I’ve had a case of writers’ block lately.
Should the whole truth be told, I’ve been feeling in a bit of a tailspin.
I went for a beautiful, sunny walk yesterday afternoon, and I was struck by the thought that for years, my life has been a search, and now it is a found.
Finally, my life and I feel full and round, like a snow globe, only one that’s been turned upside down.
Slowly, I am growing and stretching to fit my new job. I never expected it to be easy, but it’s harder than I ever imagined it would be.
I work long hours. Sometimes when I come home at night, my body hurts. My hands hurt from kneading dough and shaping rolls and scooping cookie dough.
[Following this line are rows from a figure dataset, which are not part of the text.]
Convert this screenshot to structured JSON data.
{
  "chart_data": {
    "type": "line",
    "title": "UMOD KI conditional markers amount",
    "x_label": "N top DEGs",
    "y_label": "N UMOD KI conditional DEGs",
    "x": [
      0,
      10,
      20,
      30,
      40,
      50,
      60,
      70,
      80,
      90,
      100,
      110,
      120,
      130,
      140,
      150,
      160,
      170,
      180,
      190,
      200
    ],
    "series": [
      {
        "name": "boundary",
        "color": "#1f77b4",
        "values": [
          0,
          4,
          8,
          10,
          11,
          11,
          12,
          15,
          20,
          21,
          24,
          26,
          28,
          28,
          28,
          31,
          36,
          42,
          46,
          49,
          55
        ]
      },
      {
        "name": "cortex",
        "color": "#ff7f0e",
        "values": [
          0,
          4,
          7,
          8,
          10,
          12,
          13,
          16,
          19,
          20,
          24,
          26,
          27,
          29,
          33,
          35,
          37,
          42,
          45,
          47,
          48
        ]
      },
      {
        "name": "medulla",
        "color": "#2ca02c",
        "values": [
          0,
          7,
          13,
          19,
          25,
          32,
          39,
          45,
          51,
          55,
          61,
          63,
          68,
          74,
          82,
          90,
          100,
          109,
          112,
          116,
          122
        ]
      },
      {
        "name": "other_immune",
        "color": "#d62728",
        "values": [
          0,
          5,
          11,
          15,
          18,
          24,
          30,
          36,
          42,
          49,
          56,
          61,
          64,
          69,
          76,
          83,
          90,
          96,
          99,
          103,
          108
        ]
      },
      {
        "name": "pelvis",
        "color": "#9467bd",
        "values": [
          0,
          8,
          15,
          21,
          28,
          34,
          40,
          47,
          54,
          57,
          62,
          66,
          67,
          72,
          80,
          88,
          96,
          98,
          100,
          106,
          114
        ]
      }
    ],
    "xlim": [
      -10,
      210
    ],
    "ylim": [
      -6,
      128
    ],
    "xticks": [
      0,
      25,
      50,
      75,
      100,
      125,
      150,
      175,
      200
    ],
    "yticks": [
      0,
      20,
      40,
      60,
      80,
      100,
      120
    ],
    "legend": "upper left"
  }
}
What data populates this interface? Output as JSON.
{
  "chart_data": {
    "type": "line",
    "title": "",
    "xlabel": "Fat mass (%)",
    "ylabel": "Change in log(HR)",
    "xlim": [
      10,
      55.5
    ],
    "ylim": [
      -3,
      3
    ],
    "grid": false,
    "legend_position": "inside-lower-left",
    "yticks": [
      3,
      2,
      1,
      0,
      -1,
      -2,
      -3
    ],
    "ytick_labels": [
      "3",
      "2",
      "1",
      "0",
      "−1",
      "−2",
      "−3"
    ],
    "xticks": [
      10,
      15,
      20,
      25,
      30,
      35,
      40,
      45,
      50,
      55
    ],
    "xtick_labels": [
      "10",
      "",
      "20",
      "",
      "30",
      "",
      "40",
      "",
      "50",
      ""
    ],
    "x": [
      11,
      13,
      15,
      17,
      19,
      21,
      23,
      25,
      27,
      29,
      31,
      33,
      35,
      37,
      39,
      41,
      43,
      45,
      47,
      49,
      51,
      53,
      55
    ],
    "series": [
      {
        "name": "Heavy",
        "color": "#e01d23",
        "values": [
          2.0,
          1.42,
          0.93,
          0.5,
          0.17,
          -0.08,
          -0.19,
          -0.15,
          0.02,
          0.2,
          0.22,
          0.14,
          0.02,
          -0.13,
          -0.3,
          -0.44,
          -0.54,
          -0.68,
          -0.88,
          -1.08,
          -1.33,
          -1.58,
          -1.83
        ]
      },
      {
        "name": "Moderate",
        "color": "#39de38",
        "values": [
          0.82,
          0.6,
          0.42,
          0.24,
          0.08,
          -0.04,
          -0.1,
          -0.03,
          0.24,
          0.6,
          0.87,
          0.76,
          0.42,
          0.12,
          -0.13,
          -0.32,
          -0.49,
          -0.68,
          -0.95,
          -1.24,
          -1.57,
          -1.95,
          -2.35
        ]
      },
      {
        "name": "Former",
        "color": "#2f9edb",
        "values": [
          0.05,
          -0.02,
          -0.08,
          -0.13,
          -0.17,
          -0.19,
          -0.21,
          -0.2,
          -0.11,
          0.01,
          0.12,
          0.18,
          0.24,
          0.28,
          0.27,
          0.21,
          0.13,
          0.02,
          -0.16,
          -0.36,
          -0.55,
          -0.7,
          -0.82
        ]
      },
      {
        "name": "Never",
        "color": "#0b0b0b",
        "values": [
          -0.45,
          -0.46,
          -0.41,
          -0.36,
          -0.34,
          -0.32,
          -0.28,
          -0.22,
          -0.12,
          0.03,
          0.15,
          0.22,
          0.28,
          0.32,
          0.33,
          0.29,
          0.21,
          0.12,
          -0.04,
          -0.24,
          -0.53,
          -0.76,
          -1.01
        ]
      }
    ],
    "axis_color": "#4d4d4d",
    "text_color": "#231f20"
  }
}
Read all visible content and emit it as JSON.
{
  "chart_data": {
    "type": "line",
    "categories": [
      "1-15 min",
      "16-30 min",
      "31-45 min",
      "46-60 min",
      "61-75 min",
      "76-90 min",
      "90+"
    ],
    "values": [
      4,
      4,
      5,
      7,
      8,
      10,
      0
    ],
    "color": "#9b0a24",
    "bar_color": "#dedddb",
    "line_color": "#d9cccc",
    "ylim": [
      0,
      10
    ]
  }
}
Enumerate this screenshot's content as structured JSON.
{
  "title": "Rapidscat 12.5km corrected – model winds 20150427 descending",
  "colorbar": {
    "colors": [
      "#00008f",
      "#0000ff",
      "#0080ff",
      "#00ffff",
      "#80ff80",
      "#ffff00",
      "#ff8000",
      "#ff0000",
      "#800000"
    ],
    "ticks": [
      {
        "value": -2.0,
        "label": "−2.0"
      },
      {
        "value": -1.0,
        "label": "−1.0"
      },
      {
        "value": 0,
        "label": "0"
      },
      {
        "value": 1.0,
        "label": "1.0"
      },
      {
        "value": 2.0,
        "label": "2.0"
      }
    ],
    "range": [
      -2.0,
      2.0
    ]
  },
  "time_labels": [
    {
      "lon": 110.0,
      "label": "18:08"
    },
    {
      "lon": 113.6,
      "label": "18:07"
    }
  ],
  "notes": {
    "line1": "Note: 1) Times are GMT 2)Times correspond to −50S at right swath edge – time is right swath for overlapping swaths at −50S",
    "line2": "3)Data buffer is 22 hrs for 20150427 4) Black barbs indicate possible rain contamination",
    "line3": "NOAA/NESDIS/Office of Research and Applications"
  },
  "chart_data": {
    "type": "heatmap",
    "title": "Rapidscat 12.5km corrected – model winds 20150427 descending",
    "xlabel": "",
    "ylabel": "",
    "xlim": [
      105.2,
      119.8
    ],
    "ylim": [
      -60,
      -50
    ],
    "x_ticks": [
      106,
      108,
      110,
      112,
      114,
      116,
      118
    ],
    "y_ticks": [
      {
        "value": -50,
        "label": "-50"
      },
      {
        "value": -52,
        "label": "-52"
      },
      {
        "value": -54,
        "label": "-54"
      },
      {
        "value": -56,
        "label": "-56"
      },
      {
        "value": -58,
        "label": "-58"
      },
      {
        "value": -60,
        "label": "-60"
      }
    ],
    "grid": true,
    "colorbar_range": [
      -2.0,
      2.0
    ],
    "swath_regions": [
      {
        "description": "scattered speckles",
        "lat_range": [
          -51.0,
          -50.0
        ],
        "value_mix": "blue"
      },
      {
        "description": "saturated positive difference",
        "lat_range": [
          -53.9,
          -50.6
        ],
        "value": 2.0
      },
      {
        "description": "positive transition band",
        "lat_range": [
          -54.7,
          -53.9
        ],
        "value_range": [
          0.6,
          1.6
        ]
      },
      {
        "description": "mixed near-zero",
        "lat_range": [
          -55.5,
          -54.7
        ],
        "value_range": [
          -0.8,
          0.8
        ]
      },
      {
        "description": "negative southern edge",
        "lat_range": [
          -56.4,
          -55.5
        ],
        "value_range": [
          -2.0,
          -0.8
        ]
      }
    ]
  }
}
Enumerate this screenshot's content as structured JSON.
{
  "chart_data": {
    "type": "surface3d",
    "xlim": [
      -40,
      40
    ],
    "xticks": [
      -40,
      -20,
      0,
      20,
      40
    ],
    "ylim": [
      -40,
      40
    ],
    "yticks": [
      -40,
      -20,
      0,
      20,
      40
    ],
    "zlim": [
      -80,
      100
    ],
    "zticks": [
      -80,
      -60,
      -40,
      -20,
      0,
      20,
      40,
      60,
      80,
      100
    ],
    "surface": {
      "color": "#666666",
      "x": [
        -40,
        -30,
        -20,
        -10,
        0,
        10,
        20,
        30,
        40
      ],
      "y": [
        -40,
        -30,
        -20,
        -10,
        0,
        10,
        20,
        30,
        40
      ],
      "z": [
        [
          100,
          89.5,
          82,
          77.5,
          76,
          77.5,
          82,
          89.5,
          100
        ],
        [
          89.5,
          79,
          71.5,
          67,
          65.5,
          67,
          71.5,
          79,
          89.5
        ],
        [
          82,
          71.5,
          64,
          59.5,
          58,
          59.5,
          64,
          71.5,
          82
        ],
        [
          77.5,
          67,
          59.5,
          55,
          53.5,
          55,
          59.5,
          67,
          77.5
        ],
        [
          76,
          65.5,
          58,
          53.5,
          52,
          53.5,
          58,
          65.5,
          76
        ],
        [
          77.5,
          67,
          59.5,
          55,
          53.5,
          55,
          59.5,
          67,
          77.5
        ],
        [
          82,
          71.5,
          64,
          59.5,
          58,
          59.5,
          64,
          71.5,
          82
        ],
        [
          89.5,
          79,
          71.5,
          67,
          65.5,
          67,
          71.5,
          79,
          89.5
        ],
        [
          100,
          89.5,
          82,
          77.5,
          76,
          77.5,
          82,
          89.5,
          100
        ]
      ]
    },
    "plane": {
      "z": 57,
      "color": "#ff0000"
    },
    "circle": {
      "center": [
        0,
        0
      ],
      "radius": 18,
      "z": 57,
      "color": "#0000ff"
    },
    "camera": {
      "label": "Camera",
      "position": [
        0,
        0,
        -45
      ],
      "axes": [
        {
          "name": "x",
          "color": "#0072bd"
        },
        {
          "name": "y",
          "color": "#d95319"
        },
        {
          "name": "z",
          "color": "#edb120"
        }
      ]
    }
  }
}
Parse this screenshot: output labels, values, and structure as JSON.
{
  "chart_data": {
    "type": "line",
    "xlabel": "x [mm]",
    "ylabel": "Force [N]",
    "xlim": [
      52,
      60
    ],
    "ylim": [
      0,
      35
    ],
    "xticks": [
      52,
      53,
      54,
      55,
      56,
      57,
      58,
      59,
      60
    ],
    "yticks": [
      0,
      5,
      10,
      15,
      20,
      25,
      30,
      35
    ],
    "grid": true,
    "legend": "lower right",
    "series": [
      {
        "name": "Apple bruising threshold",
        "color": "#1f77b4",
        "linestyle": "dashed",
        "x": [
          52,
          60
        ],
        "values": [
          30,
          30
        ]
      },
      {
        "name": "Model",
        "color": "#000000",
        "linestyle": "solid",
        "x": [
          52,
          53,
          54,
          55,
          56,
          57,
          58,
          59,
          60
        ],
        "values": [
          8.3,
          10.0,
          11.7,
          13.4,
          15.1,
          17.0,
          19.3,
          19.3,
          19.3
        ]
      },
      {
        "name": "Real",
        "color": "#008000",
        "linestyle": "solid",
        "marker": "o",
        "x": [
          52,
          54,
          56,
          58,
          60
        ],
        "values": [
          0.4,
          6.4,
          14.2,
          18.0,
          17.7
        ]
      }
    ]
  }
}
My arms and shoulders ache from hefting the heavy mixer bowl. My legs are stiff from running up and down the stairs. I have burned myself more times than I can count.
Seven years ago, I was a bona fide couch tater. In May, I ran my second half marathon. But this? This is a whole new kind of training. After six weeks in the bake shop, I feel stronger than I have ever felt in my life.
The physical demands are great, but the emotional ones are even greater.
I’m learning to be fast and efficient, to evaluate the quality of my food, to make good professional judgments. Yet my bread is rarely as soft and flavorful, my caramel as dark, my timing as precise, or my plating as beautiful, as I would like.
Taking criticism when I’m pushing myself to the limit and not meeting my own expectations has always been my biggest challenge. Adapting to unanticipated changes, my second. And every day, I have to face those challenges head-on.
There have been more good days on my new job than bad ones, and they have been wonderful. The bad days? They turn me inside out. I have cried. I have cursed. I have thrown dough at the wall. A couple of times, I’ve gone home shortsightedly wondering what the hell I’ve done with my life.
But please don’t read me wrong. That’s not a complaint, and it’s not regret. It’s passion. And the ability to feel passion in what I do every day, whether it’s a good day or a bad day—it revives me.
This job is going to teach me what I’m made of. It’s going to make me a better person.
So, please, keep shaking this snow globe. I may think that all I want is for the flurries to settle and fall into place, but deep down, I know I’m only kidding myself.